Total RNA was isolated from 15-day old fungal mycelia of A. brassicae, grown on Potato Dextrose Agar (PDA) and Radish Root Sucrose Agar (RRSA), using Qiagen RNeasy Plant Mini Kit following the manufacturer’s instructions. 100 bp sequencing libraries were prepared using the TruSeq Stranded mRNA Library Prep Kit (Illumina). Paired-end sequencing was carried out using Illumina SBS v4 chemistry on an Illumina Hiseq 2500. The Hiseq run generated 50 million PE reads per sample. The raw reads were trimmed using Trimmomatic, and the trimmed reads were then mapped to the de novo genome assembly using STAR (version 2.5.0) [40]. Transcripts were reconstructed using Cufflinks (version 2.2.1) [41] and likely coding regions were identified using TransDecoder (version 5.4.0) [42].

Gene prediction and annotation

RepeatModeler (version 1.0.11) was used for de novo repeat family identification. The de novo identified repeat library was used for masking the genome using RepeatMasker (version 4.0.7). The repeat-masked genome was used for gene predictions. For gene prediction, multiple lines of gene evidence were integrated using EVM (EvidenceModeler version 1.1.1) [43]. Two ab initio gene callers were used viz. AUGUSTUS (version 3.3.1) [44] and GeneMark-HMM-ES (version 2.0) [45]. GeneMark-HMM-ES was self-trained on the repeat-masked genome whereas AUGUSTUS was trained on the genome and cDNA hints from A. alternata. RNA-Seq evidence in the form of coding regions identified by TransDecoder was also used. Additionally, homology-based gene prediction was carried out using GeMoMa (version 1.4.2) [46] with protein-coding genes of A. longipes, A. arborescens and A. alternata.

Each of these lines of evidence was presented to EVM as separate tracks. In EVM, weights were assigned to each evidence as follows: AUGUSTUS 1, GeneMark-HMM-ES 1, GeMoMa 1, and RNA-Seq evidence 5. The genes predicted by EVM were used for all the downstream analyses. Genes were then annotated using BLAST (version 2.7.1+) against UniProt, SWISS-PROT, CAZy, MEROPS, and PHI-BASE. The fungal version of antiSMASH (version 4.0) [47] was used to identify secondary metabolite gene clusters in the genomes.

Candidate effector proteins were predicted using the following pipeline: a) SignalP (version 4.1) [48] and Phobius to identify secreted proteins, b) TMHMM (version 2.0) [49] to remove proteins with transmembrane domains, c) predGPI to filter out proteins that harbored a GPI membrane-anchoring domain, and d) EffectorP (version 2.0) [50] to predict potential effectors from the above-filtered protein set.
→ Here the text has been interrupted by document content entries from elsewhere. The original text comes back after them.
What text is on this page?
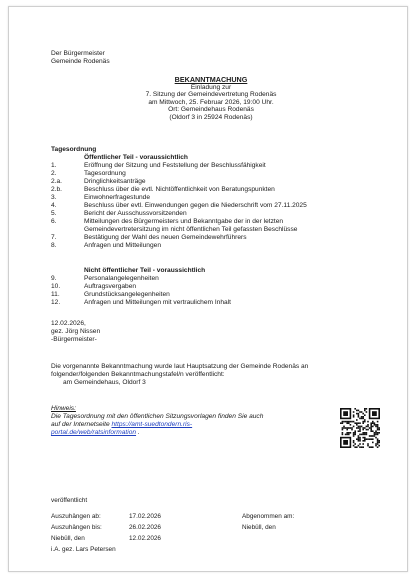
Der Bürgermeister
Gemeinde Rodenäs
BEKANNTMACHUNG
Einladung zur
7. Sitzung der Gemeindevertretung Rodenäs
am Mittwoch, 25. Februar 2026, 19:00 Uhr.
Ort: Gemeindehaus Rodenäs
(Oldorf 3 in 25924 Rodenäs)
Tagesordnung
Öffentlicher Teil - voraussichtlich
1.	Eröffnung der Sitzung und Feststellung der Beschlussfähigkeit
2.	Tagesordnung
2.a.	Dringlichkeitsanträge
2.b.	Beschluss über die evtl. Nichtöffentlichkeit von Beratungspunkten
3.	Einwohnerfragestunde
4.	Beschluss über evtl. Einwendungen gegen die Niederschrift vom 27.11.2025
5.	Bericht der Ausschussvorsitzenden
6.	Mitteilungen des Bürgermeisters und Bekanntgabe der in der letzten
Gemeindevertretersitzung im nicht öffentlichen Teil gefassten Beschlüsse
7.	Bestätigung der Wahl des neuen Gemeindewehrführers
8.	Anfragen und Mitteilungen
Nicht öffentlicher Teil - voraussichtlich
9.	Personalangelegenheiten
10.	Auftragsvergaben
11.	Grundstücksangelegenheiten
12.	Anfragen und Mitteilungen mit vertraulichem Inhalt
12.02.2026,
gez. Jörg Nissen
-Bürgermeister-
Die vorgenannte Bekanntmachung wurde laut Hauptsatzung der Gemeinde Rodenäs an
folgender/folgenden Bekanntmachungstafel/n veröffentlicht:
am Gemeindehaus, Oldorf 3
Hinweis:
Die Tagesordnung mit den öffentlichen Sitzungsvorlagen finden Sie auch
auf der Internetseite https://amt-suedtondern.ris-
portal.de/web/ratsinformation .
veröffentlicht
Auszuhängen ab:	17.02.2026	Abgenommen am:
Auszuhängen bis:	26.02.2026	Niebüll, den
Niebüll, den	12.02.2026
i.A. gez. Lars Petersen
Orthology and whole-genome phylogenetic analysis

The genomes of 16 Alternaria species (Additional file 2: Table S2) were included in the analysis with Stemphylium lycopersici as an outgroup. The proteomes of the fungi were clustered using the Orthofinder (version 2.2.6) [51] pipeline with default parameters. The clusters were further analysed with Mirlo (https://github.com/mthon/mirlo) to identify phylogenetically informative single copy gene families. These families were then concatenated into one large alignment and used for phylogenetic analysis. A phylogenetic tree was then inferred from the concatenated alignment by the neighbour joining method and Jukes Cantor substitution model using 1000 replicates. Orthologs were also identified for 13 other pathogenic Dothideomycetes (Additional file 2: Table S2) for comparative analyses using the same pipeline as above.
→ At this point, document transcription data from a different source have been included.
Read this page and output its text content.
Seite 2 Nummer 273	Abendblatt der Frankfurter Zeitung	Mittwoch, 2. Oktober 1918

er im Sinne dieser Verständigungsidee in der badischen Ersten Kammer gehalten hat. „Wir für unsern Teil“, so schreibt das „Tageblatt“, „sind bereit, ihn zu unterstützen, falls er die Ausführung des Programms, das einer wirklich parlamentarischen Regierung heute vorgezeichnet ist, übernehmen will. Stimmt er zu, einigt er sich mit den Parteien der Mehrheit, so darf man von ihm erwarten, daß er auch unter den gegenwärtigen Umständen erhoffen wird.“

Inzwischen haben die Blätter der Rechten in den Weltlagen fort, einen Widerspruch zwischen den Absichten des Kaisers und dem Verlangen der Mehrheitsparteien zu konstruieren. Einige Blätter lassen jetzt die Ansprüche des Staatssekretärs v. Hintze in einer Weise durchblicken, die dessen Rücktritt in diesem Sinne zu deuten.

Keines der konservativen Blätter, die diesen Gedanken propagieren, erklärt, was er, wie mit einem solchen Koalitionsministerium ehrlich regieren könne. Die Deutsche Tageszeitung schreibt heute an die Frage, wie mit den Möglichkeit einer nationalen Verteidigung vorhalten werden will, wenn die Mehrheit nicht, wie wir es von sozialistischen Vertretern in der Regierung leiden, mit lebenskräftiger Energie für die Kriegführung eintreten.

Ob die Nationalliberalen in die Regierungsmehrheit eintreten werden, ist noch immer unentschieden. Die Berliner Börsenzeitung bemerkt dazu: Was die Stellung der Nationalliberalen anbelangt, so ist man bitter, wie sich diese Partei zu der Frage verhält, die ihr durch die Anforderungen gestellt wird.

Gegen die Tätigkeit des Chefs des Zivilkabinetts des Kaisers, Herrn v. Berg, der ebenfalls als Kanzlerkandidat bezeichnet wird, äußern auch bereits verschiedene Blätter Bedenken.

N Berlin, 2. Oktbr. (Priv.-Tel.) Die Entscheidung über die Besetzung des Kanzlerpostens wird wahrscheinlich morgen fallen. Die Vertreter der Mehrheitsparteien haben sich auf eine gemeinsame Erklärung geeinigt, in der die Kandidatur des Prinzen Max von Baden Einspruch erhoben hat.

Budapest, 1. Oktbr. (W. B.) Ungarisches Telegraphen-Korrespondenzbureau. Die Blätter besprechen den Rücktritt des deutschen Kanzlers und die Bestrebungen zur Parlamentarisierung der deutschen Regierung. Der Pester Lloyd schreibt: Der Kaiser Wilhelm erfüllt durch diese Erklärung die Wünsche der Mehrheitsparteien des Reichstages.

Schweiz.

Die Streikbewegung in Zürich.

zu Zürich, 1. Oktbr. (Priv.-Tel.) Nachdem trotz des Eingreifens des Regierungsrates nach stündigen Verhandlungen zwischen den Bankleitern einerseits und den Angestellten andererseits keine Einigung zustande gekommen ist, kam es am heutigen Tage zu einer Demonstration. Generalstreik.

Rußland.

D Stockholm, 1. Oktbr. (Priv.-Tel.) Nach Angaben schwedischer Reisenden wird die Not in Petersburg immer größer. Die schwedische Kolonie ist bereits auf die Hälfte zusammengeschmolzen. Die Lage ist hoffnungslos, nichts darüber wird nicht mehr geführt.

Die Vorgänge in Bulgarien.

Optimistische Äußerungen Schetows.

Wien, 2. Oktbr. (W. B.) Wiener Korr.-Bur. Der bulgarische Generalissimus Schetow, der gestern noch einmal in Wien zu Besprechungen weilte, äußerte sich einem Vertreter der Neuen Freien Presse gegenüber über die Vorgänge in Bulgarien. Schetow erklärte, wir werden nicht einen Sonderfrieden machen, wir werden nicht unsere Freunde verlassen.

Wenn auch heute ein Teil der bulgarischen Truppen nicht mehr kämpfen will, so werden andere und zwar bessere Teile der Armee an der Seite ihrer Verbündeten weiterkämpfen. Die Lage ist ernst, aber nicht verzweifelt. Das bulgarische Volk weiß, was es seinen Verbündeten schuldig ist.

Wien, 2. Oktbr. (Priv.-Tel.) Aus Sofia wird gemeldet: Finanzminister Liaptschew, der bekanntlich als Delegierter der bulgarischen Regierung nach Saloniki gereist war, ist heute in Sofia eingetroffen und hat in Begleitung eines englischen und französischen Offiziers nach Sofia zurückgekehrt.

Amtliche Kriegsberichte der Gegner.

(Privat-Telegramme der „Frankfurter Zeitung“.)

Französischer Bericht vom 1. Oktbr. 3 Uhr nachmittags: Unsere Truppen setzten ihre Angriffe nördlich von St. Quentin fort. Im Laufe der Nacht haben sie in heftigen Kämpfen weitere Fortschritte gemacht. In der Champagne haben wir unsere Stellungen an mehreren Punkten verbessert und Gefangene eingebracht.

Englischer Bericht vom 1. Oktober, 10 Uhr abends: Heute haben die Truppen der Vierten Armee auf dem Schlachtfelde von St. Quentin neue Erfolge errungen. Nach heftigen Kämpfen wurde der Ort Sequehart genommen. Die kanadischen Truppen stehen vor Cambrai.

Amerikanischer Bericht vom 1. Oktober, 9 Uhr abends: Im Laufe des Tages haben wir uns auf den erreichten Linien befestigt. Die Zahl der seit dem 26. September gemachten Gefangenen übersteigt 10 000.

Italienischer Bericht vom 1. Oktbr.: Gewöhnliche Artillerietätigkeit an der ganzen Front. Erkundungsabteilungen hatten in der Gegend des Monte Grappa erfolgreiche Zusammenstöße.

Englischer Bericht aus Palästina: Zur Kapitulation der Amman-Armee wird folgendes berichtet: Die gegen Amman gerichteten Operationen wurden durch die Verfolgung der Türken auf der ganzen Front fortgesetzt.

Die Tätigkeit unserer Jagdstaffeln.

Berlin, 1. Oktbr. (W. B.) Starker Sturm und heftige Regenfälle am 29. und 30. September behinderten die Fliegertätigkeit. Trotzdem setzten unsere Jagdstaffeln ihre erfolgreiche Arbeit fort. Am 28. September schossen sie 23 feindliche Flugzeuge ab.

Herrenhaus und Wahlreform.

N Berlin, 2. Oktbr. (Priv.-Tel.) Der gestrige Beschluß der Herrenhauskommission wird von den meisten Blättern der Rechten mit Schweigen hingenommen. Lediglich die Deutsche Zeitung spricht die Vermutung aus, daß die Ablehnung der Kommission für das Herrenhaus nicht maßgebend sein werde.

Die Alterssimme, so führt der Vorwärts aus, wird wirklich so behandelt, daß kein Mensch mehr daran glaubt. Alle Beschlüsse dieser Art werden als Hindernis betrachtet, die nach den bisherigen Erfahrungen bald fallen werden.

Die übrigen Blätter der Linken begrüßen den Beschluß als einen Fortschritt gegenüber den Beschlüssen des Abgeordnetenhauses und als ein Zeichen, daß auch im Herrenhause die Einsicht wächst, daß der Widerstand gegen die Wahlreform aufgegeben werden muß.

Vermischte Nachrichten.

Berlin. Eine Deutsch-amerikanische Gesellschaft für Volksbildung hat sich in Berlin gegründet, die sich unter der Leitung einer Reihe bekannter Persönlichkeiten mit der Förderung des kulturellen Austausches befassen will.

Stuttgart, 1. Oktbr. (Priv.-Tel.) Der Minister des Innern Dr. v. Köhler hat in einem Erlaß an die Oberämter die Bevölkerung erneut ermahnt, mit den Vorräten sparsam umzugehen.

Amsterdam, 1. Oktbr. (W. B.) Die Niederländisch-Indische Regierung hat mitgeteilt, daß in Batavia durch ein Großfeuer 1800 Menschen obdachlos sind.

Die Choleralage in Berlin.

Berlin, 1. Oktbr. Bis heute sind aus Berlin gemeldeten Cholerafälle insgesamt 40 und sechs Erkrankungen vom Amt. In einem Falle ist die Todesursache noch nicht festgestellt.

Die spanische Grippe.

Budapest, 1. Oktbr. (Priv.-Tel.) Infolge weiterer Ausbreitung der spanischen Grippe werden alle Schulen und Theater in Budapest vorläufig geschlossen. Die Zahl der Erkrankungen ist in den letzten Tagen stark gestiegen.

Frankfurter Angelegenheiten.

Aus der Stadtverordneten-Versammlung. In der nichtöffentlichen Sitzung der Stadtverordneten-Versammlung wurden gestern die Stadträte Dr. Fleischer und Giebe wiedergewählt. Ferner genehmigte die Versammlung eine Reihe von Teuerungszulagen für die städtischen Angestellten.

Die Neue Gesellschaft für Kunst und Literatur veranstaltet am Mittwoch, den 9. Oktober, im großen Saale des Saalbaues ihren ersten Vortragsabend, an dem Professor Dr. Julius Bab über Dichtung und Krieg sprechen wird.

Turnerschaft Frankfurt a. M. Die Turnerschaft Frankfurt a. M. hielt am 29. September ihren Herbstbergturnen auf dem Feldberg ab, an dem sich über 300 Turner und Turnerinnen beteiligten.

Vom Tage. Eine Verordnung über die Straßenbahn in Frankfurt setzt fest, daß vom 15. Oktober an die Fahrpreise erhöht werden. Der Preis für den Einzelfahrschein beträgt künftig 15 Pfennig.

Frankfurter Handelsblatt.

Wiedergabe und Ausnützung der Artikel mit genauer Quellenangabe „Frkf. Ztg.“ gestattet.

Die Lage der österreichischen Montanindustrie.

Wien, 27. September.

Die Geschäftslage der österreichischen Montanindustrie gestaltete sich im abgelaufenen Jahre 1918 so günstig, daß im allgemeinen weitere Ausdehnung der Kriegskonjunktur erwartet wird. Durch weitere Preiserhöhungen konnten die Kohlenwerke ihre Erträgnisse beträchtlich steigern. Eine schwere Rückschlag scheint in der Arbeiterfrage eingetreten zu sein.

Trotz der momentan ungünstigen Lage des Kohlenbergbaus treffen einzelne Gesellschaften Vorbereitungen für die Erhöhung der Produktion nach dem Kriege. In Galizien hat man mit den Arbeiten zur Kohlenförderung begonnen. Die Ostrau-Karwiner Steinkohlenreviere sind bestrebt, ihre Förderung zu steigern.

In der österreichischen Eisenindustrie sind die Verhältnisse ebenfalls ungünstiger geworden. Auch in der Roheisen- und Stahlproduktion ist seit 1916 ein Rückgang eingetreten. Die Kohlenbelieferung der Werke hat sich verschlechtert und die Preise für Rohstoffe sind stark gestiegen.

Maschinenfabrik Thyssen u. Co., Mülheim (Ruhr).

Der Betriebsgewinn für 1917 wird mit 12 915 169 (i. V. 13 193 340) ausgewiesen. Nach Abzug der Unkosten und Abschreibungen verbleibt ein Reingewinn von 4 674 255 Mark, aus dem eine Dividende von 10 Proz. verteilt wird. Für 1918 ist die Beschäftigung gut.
Relationship of TEs and repeat-rich regions to genes and gene clusters

The overlap of repeat-rich regions and transposable elements (TEs) with i) genes encoding secreted proteins, ii) effectors and iii) secondary metabolite gene clusters were analysed using the regioneR package [52] in R. The analysis involved comparison of the overlap of each the above gene sets with transposable elements and repeat-rich regions with a random set of genes selected from the genome. A distribution of means was established by running 10,000 permutation tests, which was then used to calculate a p-value.